As Tarzan, Weissmuller utters one of the greatest come-on lines in film history, when he sets his sights on the beautiful Jane Porter, an Englishwoman (who in the original Burroughs' Tarzan stories hailed from Baltimore) played by actress Maureen O'Sullivan: "Me Tarzan; you Jane."

In 1932, Weissmuller arrived in Baltimore for a week of appearances at the Century Theater in conjunction with Dive In, an aquatic stage show.

"He will demonstrate his famous crawl stroke and will also tell of his experiences while being made a motion-picture star overnight," reported The Sun.

His arrival here was rather inauspicious. He was pulled over by a traffic policeman while driving his new 16-cylinder automobile on the wrong side of Philadelphia Road. The friendly policeman, who did not recognize the Hollywood star and Olympian, asked him where he was going, gave him directions and sent him on his way.

A half-hour later, he was resting comfortably in a 12th-floor room in the Emerson Hotel.

"What kind of town is this? Are all the cops like that?
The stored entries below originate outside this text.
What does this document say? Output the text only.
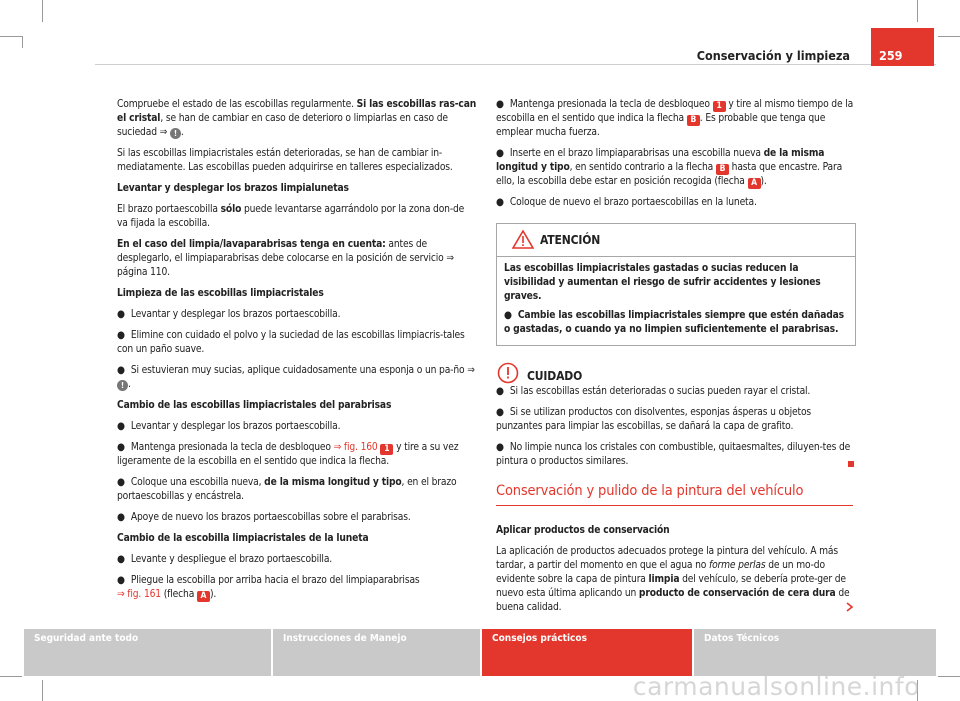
Conservación y limpieza 259

Compruebe el estado de las escobillas regularmente. Si las escobillas ras-can el cristal, se han de cambiar en caso de deterioro o limpiarlas en caso de suciedad ⇒ ! .

Si las escobillas limpiacristales están deterioradas, se han de cambiar in-mediatamente. Las escobillas pueden adquirirse en talleres especializados.

Levantar y desplegar los brazos limpialunetas

El brazo portaescobilla sólo puede levantarse agarrándolo por la zona don-de va fijada la escobilla.

En el caso del limpia/lavaparabrisas tenga en cuenta: antes de desplegarlo, el limpiaparabrisas debe colocarse en la posición de servicio ⇒ página 110.

Limpieza de las escobillas limpiacristales

● Levantar y desplegar los brazos portaescobilla.

● Elimine con cuidado el polvo y la suciedad de las escobillas limpiacris-tales con un paño suave.

● Si estuvieran muy sucias, aplique cuidadosamente una esponja o un pa-ño ⇒ ! .

Cambio de las escobillas limpiacristales del parabrisas

● Levantar y desplegar los brazos portaescobilla.

● Mantenga presionada la tecla de desbloqueo ⇒ fig. 160 1 y tire a su vez ligeramente de la escobilla en el sentido que indica la flecha.

● Coloque una escobilla nueva, de la misma longitud y tipo, en el brazo portaescobillas y encástrela.

● Apoye de nuevo los brazos portaescobillas sobre el parabrisas.

Cambio de la escobilla limpiacristales de la luneta

● Levante y despliegue el brazo portaescobilla.

● Pliegue la escobilla por arriba hacia el brazo del limpiaparabrisas
⇒ fig. 161 (flecha A ).

● Mantenga presionada la tecla de desbloqueo 1 y tire al mismo tiempo de la escobilla en el sentido que indica la flecha B . Es probable que tenga que emplear mucha fuerza.

● Inserte en el brazo limpiaparabrisas una escobilla nueva de la misma longitud y tipo, en sentido contrario a la flecha B hasta que encastre. Para ello, la escobilla debe estar en posición recogida (flecha A ).

● Coloque de nuevo el brazo portaescobillas en la luneta.

ATENCIÓN

Las escobillas limpiacristales gastadas o sucias reducen la visibilidad y aumentan el riesgo de sufrir accidentes y lesiones graves.

● Cambie las escobillas limpiacristales siempre que estén dañadas o gastadas, o cuando ya no limpien suficientemente el parabrisas.

CUIDADO

● Si las escobillas están deterioradas o sucias pueden rayar el cristal.

● Si se utilizan productos con disolventes, esponjas ásperas u objetos punzantes para limpiar las escobillas, se dañará la capa de grafito.

● No limpie nunca los cristales con combustible, quitaesmaltes, diluyen-tes de pintura o productos similares.

Conservación y pulido de la pintura del vehículo

Aplicar productos de conservación

La aplicación de productos adecuados protege la pintura del vehículo. A más tardar, a partir del momento en que el agua no forme perlas de un mo-do evidente sobre la capa de pintura limpia del vehículo, se debería prote-ger de nuevo esta última aplicando un producto de conservación de cera dura de buena calidad.

Seguridad ante todo	Instrucciones de Manejo	Consejos prácticos	Datos Técnicos
carmanualsonline.info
I wish I'd asked that fellow his name," Weissmuller told an Evening Sun reporter.

Weissmuller broke into his famous Tarzan yell "pianissimo," reported The Evening Sun, when room service failed to deliver sausage with the buckwheat cakes he had ordered.

He was 79 when he died at his Acapulco, Mexico, home, not far from the location of his last Tarzan film, of pulmonary edema in 1984. He had been married six times.

He was buried in the Valley of Light Cemetery in Acapulco, and at his request, a recording of his Tarzan yell was played three times as his coffin was lowered into the ground.